Mais il est normal de refuser l’entrée en France des personnes qui ne correspondent pas à ces conditions.

Certes, la loi a laissé certaines personnes entre deux statuts. Notamment les parents d’enfants nés en France qui sont, donc, Français, mais pas leurs parents, et que la France ne peut décemment pas renvoyer dans leur pays d’origine si les enfants ont le droit de rester et d’être scolarisés.

Le gouvernement de Lionel Jospin avait ainsi régularisé un grand nombre de "sans-papiers". Pour conforter un point de vue moral. Malheureusement, cet appel d’air a créé de nouvelles immigrations clandestines.

Refuser purement et simplement la régularisation dans bien des cas est également contraire à tout considération humaine, comme ce très bon élève kazakh qui a failli être expulsé en juin 2006 malgré le soutien unanime de tout son lycée (enseignants et direction).

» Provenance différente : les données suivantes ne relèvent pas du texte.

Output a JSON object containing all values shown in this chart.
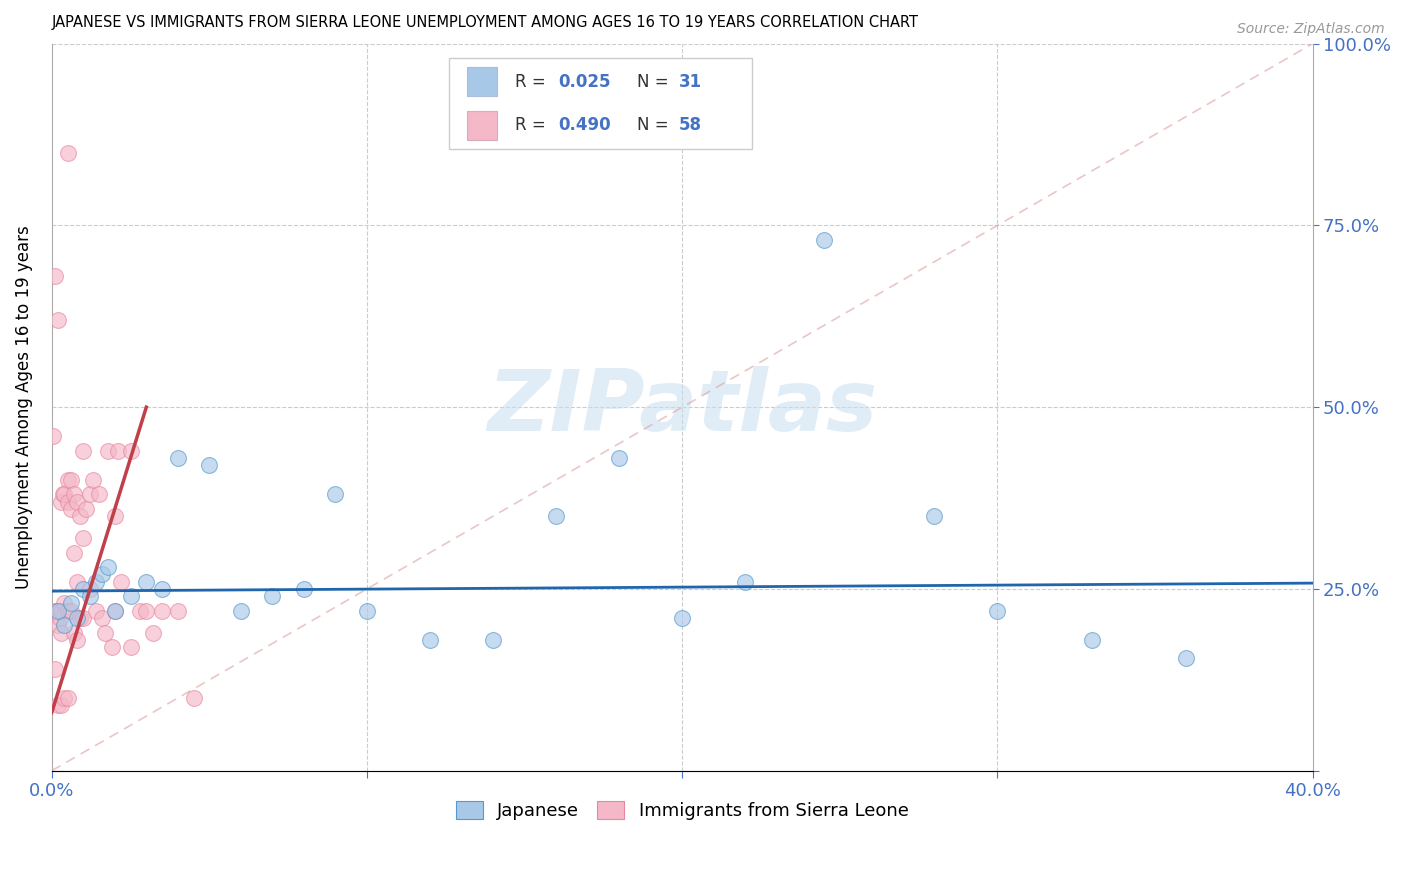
{
  "title": "JAPANESE VS IMMIGRANTS FROM SIERRA LEONE UNEMPLOYMENT AMONG AGES 16 TO 19 YEARS CORRELATION CHART",
  "source": "Source: ZipAtlas.com",
  "ylabel": "Unemployment Among Ages 16 to 19 years",
  "xlim": [
    0.0,
    0.4
  ],
  "ylim": [
    0.0,
    1.0
  ],
  "color_blue": "#a8c8e8",
  "color_pink": "#f4b8c8",
  "color_blue_line": "#2166ac",
  "color_pink_line": "#c0404a",
  "color_diagonal": "#e8b8b8",
  "watermark": "ZIPatlas",
  "watermark_color": "#c8dff0",
  "jp_x": [
    0.002,
    0.004,
    0.006,
    0.008,
    0.01,
    0.012,
    0.014,
    0.016,
    0.018,
    0.02,
    0.025,
    0.03,
    0.035,
    0.04,
    0.05,
    0.06,
    0.07,
    0.08,
    0.09,
    0.1,
    0.12,
    0.14,
    0.16,
    0.18,
    0.2,
    0.22,
    0.245,
    0.28,
    0.3,
    0.33,
    0.36
  ],
  "jp_y": [
    0.22,
    0.2,
    0.23,
    0.21,
    0.25,
    0.24,
    0.26,
    0.27,
    0.28,
    0.22,
    0.24,
    0.26,
    0.25,
    0.43,
    0.42,
    0.22,
    0.24,
    0.25,
    0.38,
    0.22,
    0.18,
    0.18,
    0.35,
    0.43,
    0.21,
    0.26,
    0.73,
    0.35,
    0.22,
    0.18,
    0.155
  ],
  "sl_x": [
    0.0005,
    0.001,
    0.001,
    0.001,
    0.0015,
    0.002,
    0.002,
    0.002,
    0.0025,
    0.003,
    0.003,
    0.003,
    0.003,
    0.0035,
    0.004,
    0.004,
    0.004,
    0.005,
    0.005,
    0.005,
    0.005,
    0.005,
    0.006,
    0.006,
    0.006,
    0.007,
    0.007,
    0.007,
    0.008,
    0.008,
    0.008,
    0.009,
    0.009,
    0.01,
    0.01,
    0.01,
    0.011,
    0.012,
    0.012,
    0.013,
    0.014,
    0.015,
    0.016,
    0.017,
    0.018,
    0.019,
    0.02,
    0.02,
    0.021,
    0.022,
    0.025,
    0.025,
    0.028,
    0.03,
    0.032,
    0.035,
    0.04,
    0.045
  ],
  "sl_y": [
    0.46,
    0.68,
    0.22,
    0.14,
    0.22,
    0.62,
    0.2,
    0.09,
    0.21,
    0.22,
    0.37,
    0.19,
    0.09,
    0.38,
    0.38,
    0.23,
    0.1,
    0.85,
    0.4,
    0.37,
    0.22,
    0.1,
    0.4,
    0.36,
    0.22,
    0.38,
    0.3,
    0.19,
    0.37,
    0.26,
    0.18,
    0.35,
    0.21,
    0.44,
    0.32,
    0.21,
    0.36,
    0.38,
    0.25,
    0.4,
    0.22,
    0.38,
    0.21,
    0.19,
    0.44,
    0.17,
    0.35,
    0.22,
    0.44,
    0.26,
    0.44,
    0.17,
    0.22,
    0.22,
    0.19,
    0.22,
    0.22,
    0.1
  ],
  "blue_trend_x": [
    0.0,
    0.4
  ],
  "blue_trend_y": [
    0.247,
    0.258
  ],
  "pink_trend_x": [
    0.0,
    0.03
  ],
  "pink_trend_y": [
    0.08,
    0.5
  ]
}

Régulariser au cas par cas, sans bruit, sans couverture médiatique me semblerait donc être la meilleure solution.

Il n’empêche que pour les autres cas (moins litigieux), il est nécessaire d’appliquer la loi. C’est-à-dire de reconduire à la frontière les immigrés clandestins.

Là où je m’étonne, c’est d’abord qu’on puisse donner une estimation du nombre des immigrés clandestins : entre deux et quatre cent mille personnes seraient en situation irrégulière en France. Comment les autorités le savent-elles ? Connaissent-elles ces personnes ?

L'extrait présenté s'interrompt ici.